Rockland Country Club
- Interactive map of Rockland Country Club

Club information
- Location: Sparkill, Orangetown, Rockland County, New York, USA
- Established: 1906
- Type: Private
- Tota holes: 18
- Website: rocklandcountryclub.org
- Designed by: Robert White
- Par: 71
- Length: 6,703 yards
- Course rating: 73.6
- Slope rating: 139

= Rockland Country Club =

Rockland Country Club is located in Sparkill, New York, and features an 18-hole golf course.

==History==
The club was incorporated in 1906 and commissioned Henry Stark to design a 9-hole course that was ready the following year. Robert White laid out an entirely new golf course that opened in 1930, expanding the layout to 18 holes. Alfred Tull designed the present 12th and 13th holes in 1963, after the club decided to abandon the former 8th and 9th holes on the east side of Route 9W, which ran down to the Hudson River but required crossing a busy highway. Robert Trent Jones redesigned the course in 1965. John Harvey was later brought in during the late 1990s to update the traditional layout.
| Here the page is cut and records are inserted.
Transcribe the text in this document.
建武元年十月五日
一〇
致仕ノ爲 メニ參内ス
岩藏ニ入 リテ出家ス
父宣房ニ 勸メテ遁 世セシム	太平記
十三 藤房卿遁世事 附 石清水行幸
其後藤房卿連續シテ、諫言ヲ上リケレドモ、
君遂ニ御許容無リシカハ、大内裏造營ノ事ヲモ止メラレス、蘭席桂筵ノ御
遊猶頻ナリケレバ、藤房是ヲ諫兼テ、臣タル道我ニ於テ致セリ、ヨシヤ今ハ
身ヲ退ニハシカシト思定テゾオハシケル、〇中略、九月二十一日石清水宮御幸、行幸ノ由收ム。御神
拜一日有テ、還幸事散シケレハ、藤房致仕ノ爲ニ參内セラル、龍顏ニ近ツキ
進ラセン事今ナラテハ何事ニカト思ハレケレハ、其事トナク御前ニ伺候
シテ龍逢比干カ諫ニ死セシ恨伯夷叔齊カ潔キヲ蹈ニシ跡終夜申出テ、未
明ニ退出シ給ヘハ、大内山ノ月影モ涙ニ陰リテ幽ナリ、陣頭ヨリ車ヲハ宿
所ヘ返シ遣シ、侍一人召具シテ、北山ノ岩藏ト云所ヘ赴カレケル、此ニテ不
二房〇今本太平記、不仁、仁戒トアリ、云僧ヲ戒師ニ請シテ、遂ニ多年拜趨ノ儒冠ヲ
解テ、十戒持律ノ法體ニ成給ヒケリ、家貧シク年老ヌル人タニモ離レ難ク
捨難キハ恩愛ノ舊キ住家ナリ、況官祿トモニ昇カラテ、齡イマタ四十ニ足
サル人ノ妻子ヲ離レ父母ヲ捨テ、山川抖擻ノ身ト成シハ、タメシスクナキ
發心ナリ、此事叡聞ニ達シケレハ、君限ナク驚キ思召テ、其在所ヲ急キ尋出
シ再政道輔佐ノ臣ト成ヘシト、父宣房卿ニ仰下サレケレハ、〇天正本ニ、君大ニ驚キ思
The course was remodeled featuring all-new cloverleaf-type bunkering, removal of several blind shots, and several new tee boxes. Rockland Country Club's greens are known to be some of the firmest and fastest in the Metropolitan area. Several holes play up and down the ridges that dominate the property. The 4th and 12th holes, both par 4's, are prime examples of this feature. Both play considerably longer than the yardage due to the change in elevation. The club has been the host of the MET PGA Club Professional Championship, since 2008.